Scientific classification
- Kingdom: Animalia
- Phylum: Chordata
- Class: Amphibia
- Order: Anura
- Family: Dicroglossidae
- Genus: Nanorana
- Species: N. conaensis
- Binomial name: Nanorana conaensis (Fei & Huang, 1981)
- Synonyms: Paa conaensis (Fei & Huang, 1981)

= Nanorana conaensis =

- Authority: (Fei & Huang, 1981)
- Conservation status: DD
- Synonyms: Paa conaensis (Fei & Huang, 1981)

Species of amphibian

Nanorana conaensis (Cona paa frog, Cona spiny frog) is a species of frog in the family Dicroglossidae. Its name refers to its type locality, Mama in Cona County in Tibet.
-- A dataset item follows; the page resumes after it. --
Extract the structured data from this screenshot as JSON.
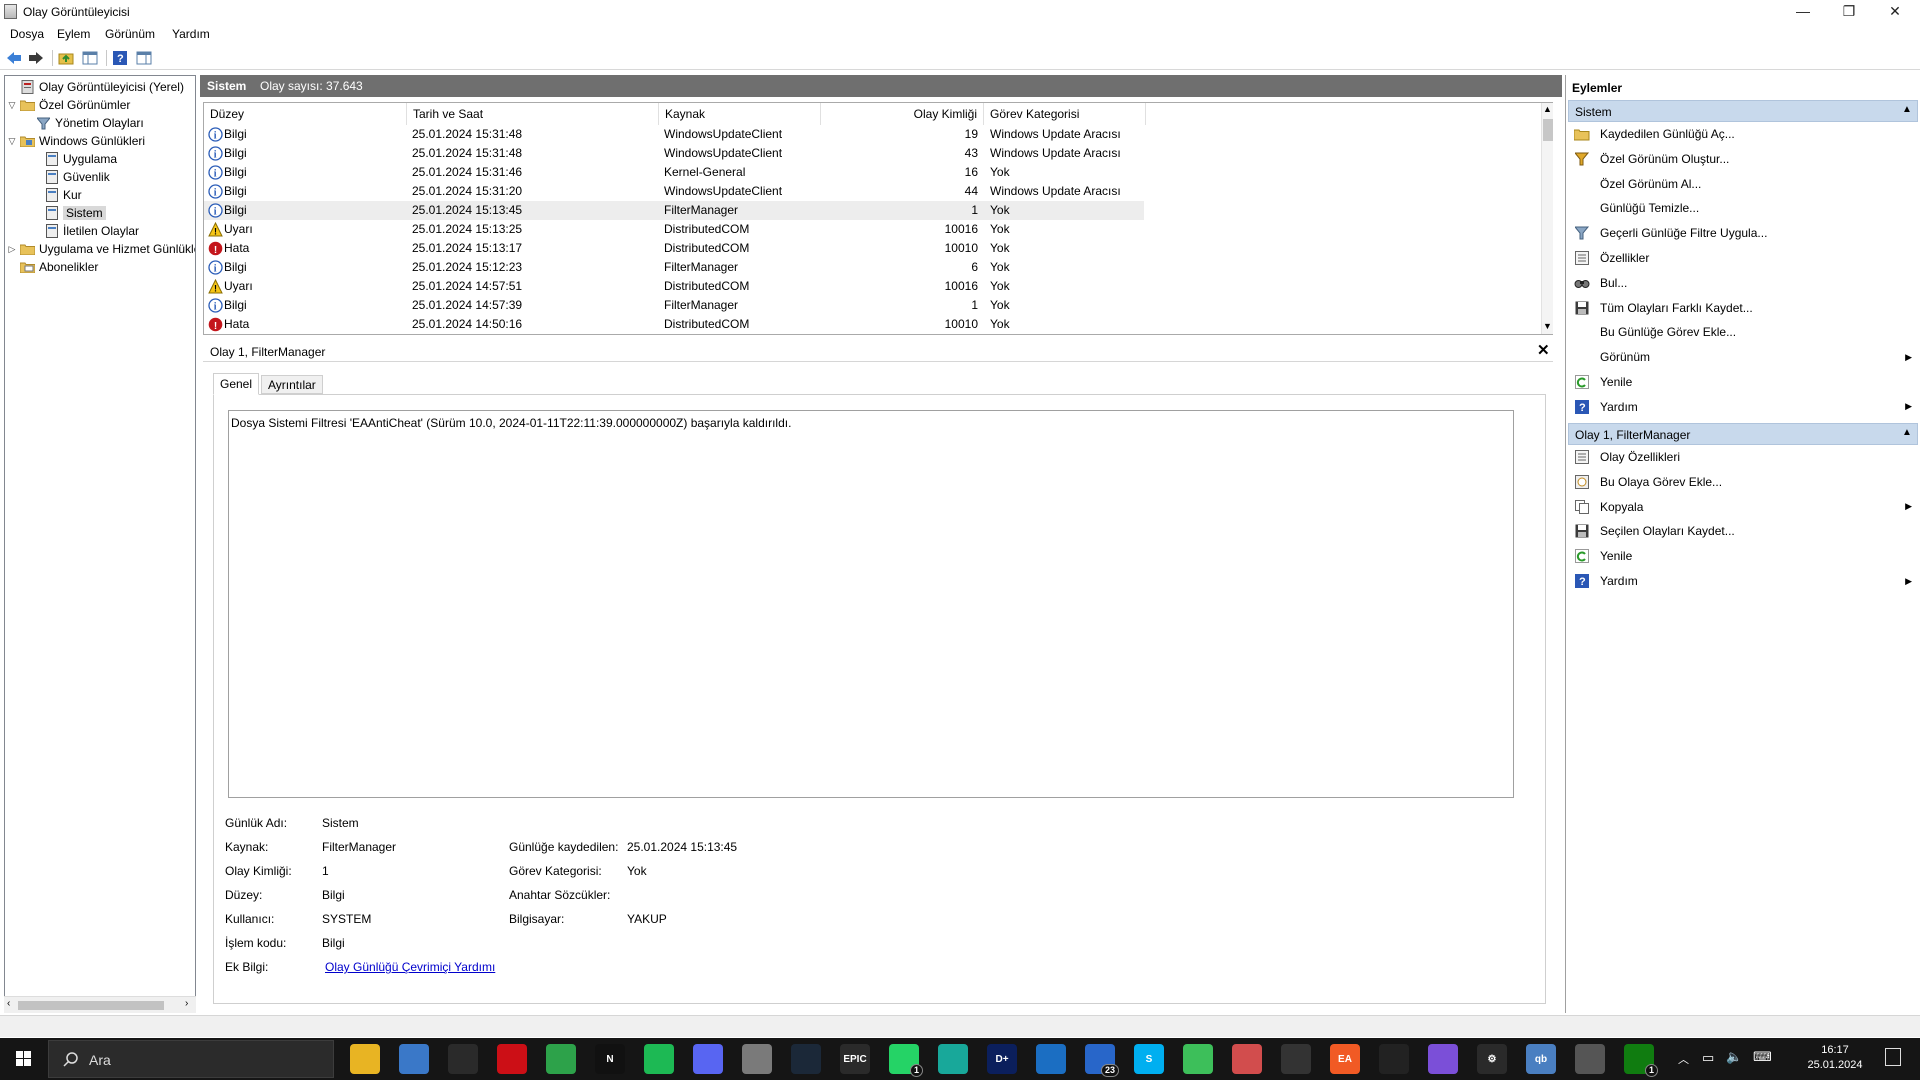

Note that while large parts of Cona County are located within Arunachal Pradesh in the area that is controlled by India but claimed by China, Mama is on the Tibetan side of the border. It has recently been reported also from Bhutan. Its natural habitats are subtropical moist montane forest, high-altitude shrubland, and rivers.

Nanorana conaensis are medium-sized frogs: males grow to a snout–vent length of about 58 mm and females to 55 mm. Tadpoles are up to 65 mm in length.